How do I show such a correspondence? I know that a group action is a map $\phi: G\times X\to X$ defined by $\phi(g,x)=gx$. Any hints to connect this to the homomorphism?
Edit:
Following AOrtiz's idea, I defined $\psi:G\to S_{X}$ by $\psi(g)=\phi(g,x)$. However, I am struggling to show it is one-to-one.
My work:
Let $\psi(g_{1})=\psi(g_{2})$. Then $\phi(g_{1},x) =\phi(g_{2},x)$ or $g_{1}x=g_{2}x$. There is where I am stuck. How do I show that $g_{1}=g_{2}$?

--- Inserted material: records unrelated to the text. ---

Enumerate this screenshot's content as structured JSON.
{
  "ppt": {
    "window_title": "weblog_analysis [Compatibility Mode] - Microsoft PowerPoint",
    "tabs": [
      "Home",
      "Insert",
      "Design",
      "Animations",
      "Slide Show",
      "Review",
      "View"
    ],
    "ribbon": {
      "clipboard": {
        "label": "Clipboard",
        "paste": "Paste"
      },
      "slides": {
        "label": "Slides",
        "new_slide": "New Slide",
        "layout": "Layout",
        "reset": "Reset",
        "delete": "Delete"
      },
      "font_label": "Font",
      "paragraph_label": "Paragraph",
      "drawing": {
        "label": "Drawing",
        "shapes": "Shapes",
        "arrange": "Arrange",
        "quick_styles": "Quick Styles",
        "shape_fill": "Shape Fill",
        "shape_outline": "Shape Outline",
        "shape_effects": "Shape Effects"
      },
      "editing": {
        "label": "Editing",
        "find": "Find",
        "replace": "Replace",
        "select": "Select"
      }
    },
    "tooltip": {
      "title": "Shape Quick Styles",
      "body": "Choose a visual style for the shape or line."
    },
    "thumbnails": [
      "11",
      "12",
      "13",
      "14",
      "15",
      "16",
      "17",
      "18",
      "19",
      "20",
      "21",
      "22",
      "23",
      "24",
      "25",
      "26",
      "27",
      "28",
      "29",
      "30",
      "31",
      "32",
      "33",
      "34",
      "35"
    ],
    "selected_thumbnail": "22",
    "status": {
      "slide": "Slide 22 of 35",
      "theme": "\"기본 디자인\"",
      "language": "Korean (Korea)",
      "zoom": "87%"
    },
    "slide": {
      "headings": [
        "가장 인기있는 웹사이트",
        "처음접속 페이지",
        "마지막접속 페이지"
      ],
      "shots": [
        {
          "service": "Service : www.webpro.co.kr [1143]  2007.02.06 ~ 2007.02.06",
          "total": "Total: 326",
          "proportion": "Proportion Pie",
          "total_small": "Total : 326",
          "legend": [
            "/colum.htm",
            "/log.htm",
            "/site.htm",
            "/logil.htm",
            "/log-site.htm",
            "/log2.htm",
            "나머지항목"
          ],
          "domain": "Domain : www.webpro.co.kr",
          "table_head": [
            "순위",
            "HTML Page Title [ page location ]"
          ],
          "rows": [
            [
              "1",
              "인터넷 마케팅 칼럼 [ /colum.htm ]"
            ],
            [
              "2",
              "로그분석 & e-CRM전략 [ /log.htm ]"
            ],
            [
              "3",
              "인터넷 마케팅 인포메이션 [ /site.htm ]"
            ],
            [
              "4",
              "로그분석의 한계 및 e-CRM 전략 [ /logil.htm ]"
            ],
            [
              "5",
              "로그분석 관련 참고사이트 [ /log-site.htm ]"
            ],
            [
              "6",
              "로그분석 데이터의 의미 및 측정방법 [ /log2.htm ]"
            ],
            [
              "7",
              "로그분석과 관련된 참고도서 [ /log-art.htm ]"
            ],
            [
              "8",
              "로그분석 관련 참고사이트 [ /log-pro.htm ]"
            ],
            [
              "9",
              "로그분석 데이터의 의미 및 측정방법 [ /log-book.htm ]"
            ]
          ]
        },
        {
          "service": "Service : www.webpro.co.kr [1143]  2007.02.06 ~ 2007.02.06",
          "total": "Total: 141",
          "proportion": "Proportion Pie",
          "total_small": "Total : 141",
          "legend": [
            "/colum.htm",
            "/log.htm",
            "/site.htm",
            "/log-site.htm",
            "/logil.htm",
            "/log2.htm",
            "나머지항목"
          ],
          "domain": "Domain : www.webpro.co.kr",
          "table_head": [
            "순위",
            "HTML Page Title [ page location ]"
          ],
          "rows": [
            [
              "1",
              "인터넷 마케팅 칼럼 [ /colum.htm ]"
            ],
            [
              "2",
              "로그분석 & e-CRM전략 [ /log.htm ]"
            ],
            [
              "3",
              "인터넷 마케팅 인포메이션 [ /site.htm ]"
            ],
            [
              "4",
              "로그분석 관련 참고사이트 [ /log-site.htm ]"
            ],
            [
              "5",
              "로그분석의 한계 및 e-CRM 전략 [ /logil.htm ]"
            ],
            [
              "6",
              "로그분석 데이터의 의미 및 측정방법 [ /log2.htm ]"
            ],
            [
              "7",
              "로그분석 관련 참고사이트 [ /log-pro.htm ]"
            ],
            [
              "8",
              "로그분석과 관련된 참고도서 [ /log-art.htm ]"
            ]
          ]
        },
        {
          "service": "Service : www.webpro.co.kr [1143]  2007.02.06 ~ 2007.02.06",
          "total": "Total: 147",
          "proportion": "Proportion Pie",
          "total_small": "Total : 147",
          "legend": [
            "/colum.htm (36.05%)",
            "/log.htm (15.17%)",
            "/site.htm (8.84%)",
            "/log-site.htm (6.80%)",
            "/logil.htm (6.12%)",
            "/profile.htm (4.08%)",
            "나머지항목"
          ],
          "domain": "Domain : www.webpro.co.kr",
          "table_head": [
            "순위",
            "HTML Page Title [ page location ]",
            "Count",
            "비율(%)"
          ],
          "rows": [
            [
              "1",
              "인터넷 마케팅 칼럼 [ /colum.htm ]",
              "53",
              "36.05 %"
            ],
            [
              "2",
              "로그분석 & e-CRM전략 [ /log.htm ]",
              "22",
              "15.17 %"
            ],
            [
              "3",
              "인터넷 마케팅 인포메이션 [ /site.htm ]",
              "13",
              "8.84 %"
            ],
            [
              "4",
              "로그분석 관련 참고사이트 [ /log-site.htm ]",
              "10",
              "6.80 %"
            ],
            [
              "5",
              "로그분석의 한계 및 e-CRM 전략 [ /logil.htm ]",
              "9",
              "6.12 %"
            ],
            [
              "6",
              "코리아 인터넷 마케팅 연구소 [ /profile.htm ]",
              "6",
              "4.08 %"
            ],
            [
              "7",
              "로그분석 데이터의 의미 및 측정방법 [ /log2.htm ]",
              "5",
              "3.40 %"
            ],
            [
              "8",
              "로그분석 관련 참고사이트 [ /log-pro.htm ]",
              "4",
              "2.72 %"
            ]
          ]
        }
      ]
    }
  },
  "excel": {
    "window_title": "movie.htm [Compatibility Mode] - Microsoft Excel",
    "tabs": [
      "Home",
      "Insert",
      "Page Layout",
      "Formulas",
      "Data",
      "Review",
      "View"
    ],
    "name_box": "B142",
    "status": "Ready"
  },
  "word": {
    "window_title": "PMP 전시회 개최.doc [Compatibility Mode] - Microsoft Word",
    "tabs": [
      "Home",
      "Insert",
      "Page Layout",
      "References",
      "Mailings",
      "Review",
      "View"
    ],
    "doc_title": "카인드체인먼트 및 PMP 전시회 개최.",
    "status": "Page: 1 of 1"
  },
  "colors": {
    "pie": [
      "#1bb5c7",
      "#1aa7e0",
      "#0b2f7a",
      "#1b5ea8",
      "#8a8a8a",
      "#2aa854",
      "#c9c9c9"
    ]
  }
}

The idea is to sort of follow your nose. Let $\psi\colon G\to S_X$ be the map defined by $g\mapsto \psi_g$, where $\psi_g(x) := \phi(g,x)$. Here $\phi\colon G\times X\to X$ is the action. You can verify that each $\psi_g$ is a bijection of $S$ by exhibiting an explicit inverse using the axioms of a group, and you can check that the map $\psi$ is a homomorphism, i.e. $\psi_{gh} = \psi_g\circ \psi_h$, by thinking about the axioms of a group action. The homomorphism $\psi$ is often called the permutation representation afforded by the action $\phi$.